William E. Murphy, Respondent, Appellant, v. John Hofman Company, Appellant, Respondent. (Action No. 2.)
Third Department,
May 8, 1912.
Conversion—inadequate verdict—new trial — evidence.
In an action for the wrongful conversion of personal property a verdict for $900 should be set aside as inadequate and a new trial granted where it appéars that the defendant has sold the property for $2,800.
In an action against a third party for the wrongful conversion of personal property alleged to have been purchased by the plaintiff from a receiver in bankruptcy, it is reversible error tó exclude evidence offered by the defendant to show that the bankrupt and the receiver had no title to the property.
Cross-appeals by the plaintiff, William E. Murphy and the defendant, the John Hofman Company, from a judgment of the Supreme Court in favor of the plaintiff, entered in the office of the clerk of the county of Rensselaer on the 4th day of December, 1911, upon the verdict of a jury rendered by direction of the court. Also an appeal by the plaintiff from an order entered in said clerk’s office on the 4th day of December, 1911, and an appeal by the defendant from an order entered on the 9th day of December, 1911, denying their respective motions to set aside the verdict of the jury and for a new trial.
Shaw, Bailey & Murphy [H. D. Bailey of counsel], for the plaintiff.

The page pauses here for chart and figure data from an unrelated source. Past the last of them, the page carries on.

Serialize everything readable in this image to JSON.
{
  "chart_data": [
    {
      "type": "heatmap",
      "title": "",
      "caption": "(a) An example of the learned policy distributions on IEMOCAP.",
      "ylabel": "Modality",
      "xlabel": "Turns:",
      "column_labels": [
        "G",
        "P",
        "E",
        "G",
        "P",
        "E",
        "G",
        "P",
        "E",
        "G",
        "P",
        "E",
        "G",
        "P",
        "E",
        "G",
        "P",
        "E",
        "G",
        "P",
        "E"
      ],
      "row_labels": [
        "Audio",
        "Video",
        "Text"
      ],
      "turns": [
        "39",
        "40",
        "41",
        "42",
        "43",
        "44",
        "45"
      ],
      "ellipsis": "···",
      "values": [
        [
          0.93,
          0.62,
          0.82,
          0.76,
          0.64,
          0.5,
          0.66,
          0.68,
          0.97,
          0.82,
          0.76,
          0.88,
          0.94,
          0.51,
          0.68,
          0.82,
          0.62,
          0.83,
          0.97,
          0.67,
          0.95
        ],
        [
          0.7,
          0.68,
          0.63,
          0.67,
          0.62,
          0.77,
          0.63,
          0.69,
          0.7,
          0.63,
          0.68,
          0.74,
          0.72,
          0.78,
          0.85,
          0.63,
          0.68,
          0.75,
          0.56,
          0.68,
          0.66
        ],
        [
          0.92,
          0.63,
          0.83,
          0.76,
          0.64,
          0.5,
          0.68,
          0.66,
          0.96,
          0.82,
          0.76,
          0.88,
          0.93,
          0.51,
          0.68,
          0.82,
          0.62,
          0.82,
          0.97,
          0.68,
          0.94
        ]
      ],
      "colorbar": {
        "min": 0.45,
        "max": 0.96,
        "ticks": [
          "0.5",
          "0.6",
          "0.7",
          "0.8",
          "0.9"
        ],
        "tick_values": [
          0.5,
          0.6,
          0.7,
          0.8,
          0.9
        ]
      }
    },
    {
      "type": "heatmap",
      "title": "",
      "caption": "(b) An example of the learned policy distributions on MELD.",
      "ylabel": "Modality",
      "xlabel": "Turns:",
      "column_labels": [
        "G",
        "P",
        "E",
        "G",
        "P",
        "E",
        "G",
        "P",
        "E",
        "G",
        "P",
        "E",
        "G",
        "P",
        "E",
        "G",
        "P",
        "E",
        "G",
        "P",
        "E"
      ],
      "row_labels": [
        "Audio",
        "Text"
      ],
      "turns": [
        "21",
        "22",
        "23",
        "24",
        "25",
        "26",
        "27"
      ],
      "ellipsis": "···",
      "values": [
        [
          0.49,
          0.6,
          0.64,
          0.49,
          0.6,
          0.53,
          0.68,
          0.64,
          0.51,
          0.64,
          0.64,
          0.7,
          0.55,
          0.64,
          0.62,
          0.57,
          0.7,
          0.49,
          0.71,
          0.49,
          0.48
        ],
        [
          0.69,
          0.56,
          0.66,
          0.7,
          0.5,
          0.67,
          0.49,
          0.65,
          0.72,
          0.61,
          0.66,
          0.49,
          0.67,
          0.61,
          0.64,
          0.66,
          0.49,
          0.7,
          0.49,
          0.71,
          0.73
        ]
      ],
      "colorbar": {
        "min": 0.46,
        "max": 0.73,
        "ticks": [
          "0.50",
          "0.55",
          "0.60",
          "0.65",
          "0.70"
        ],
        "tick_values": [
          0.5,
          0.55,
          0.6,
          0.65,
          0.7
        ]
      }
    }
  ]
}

James Farrell, for the defendant.
[MAJORITY — Kellogg, J.:]
Kellogg, J.:
The Dodge Drygoods Company was in the possession of certain show cases and property in 1903. Bankruptcy proceedings were instituted against it, and the receiver in bankruptcy sold the property to the plaintiff. The defendant took the property, claiming it as its own, and immediately sold it for $2,800. The plaintiff purchased the property, with other property, for $1,665, but at a sale where there was no real bidding and when .it was understood that the title to the property was contested and in dispute. If the defendant wrongfully converted the property, it is evident that the verdict enables it to profit by its own wrong, as it will pay but $900 for property which it wrongfully converted and immediately sold for $2,800. From the fact that the defendant realized $2,800, and other facts in the case, it is evident that the verdict of the jury is excessively small and entirely inadequate to compensate the ■ plaintiff. The plaintiff is, therefore, entitled to a new trial upon the ground that the damages are insufficient and the verdict against the evidence. The fact that the bankrupt was in possession of the property. gave to the receiver, and consequently to the plaintiff, prima facie evidence of ownership. But the. defendant attempted to show that the bankrupt and the receiver had no title to the property. This was excluded, apparently for the reason that the plaintiff acquired a title' by the receiver’s sale. It is evident that the receiver could obtain no better title to the property than the bankrupt had. The defendant, as against the bankrupt, the receiver, or a purchaser at receiver’s sale, might establish its title to the property. The record does not indicate that the litigation in which the receiver personally was a party was conducted in such manner and with such result as to be binding upon the defendant; and we cannot say that as against the defendant it establishes any title in the plaintiff. If facts exist which would make it binding upon the defendant there has been a failure to establish them.
The defendant Is, therefore, entitled to a new trial on the ground that it was erroneously prevented from showing its alleged title or interest in the property as against the Dodge Drygoods Company, the receiver and the plaintiff. The judgment and orders should, therefore, be reversed and a new trial granted, without costs.
All concurred; Betts, J., in result.
Judgment and orders, reversed, without costs, and new trial granted.